Chromatin modification through histone acetylation is a molecular pathway involved in the regulation of transcription underlying memory storage. Sodium 4-phenylbutyrate (4-PBA) is a well-known histone deacetylase inhibitor, which increases gene transcription of a number of genes, and also exerts neuroprotective effects. In this study, we report that administration of 4-PBA reversed spatial learning and memory deficits in an established mouse model of Alzheimer's disease (AD) without altering -amyloid burden.
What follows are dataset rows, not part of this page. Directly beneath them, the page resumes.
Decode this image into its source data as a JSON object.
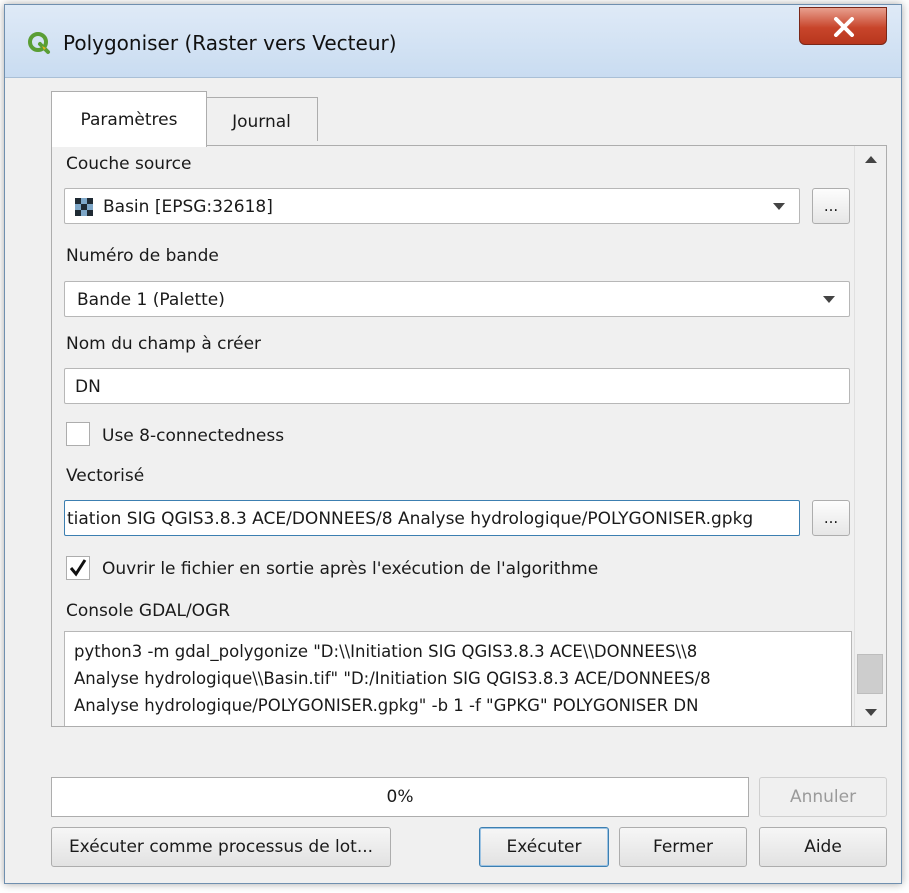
{
  "window": {
    "title": "Polygoniser (Raster vers Vecteur)",
    "close_glyph": "X",
    "app_icon": "qgis-logo-icon"
  },
  "tabs": [
    {
      "label": "Paramètres",
      "active": true
    },
    {
      "label": "Journal",
      "active": false
    }
  ],
  "params": {
    "source_layer": {
      "label": "Couche source",
      "value": "Basin [EPSG:32618]",
      "icon": "raster-layer-icon",
      "browse_label": "..."
    },
    "band": {
      "label": "Numéro de bande",
      "value": "Bande 1 (Palette)"
    },
    "field_name": {
      "label": "Nom du champ à créer",
      "value": "DN"
    },
    "connectedness": {
      "label": "Use 8-connectedness",
      "checked": false
    },
    "output": {
      "label": "Vectorisé",
      "value": "tiation SIG QGIS3.8.3 ACE/DONNEES/8 Analyse hydrologique/POLYGONISER.gpkg",
      "browse_label": "..."
    },
    "open_output": {
      "label": "Ouvrir le fichier en sortie après l'exécution de l'algorithme",
      "checked": true
    },
    "console": {
      "label": "Console GDAL/OGR",
      "lines": [
        "python3 -m gdal_polygonize \"D:\\\\Initiation SIG QGIS3.8.3 ACE\\\\DONNEES\\\\8",
        "Analyse hydrologique\\\\Basin.tif\" \"D:/Initiation SIG QGIS3.8.3 ACE/DONNEES/8",
        "Analyse hydrologique/POLYGONISER.gpkg\" -b 1 -f \"GPKG\" POLYGONISER DN"
      ]
    }
  },
  "progress": {
    "text": "0%",
    "value": 0
  },
  "buttons": {
    "cancel": "Annuler",
    "batch": "Exécuter comme processus de lot...",
    "run": "Exécuter",
    "close": "Fermer",
    "help": "Aide"
  },
  "colors": {
    "accent": "#3c7fb1",
    "close_red": "#c8452b",
    "progress_green": "#06b025"
  }
}
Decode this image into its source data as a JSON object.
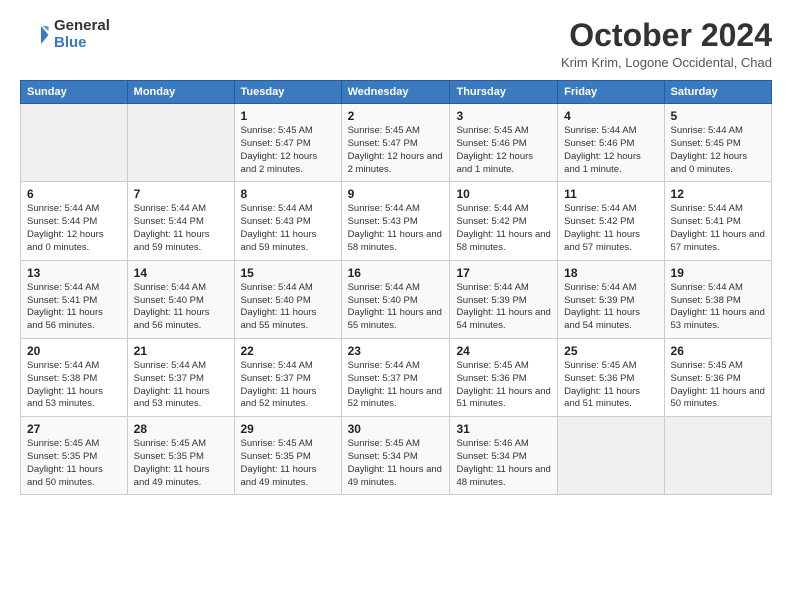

We also observed that the phosphorylated form of tau was decreased in the AD mouse brain after 4-PBA treatment, an effect probably due to an increase in the inactive form of the glycogen synthase kinase 3 (GSK3). Interestingly, we found a dramatic decrease in brain histone acetylation in the transgenic mice that may reflect an indirect transcriptional repression underlying memory impairment. The administration of 4-PBA restored brain histone acetylation levels and, as a most likely consequence, activated the transcription of synaptic plasticity markers such as the GluR1 subunit of the AMPA receptor, PSD95, and microtubule-associated protein-2. The results suggest that 4-PBA, a drug already approved for clinical use, may provide a novel approach for the treatment of AD.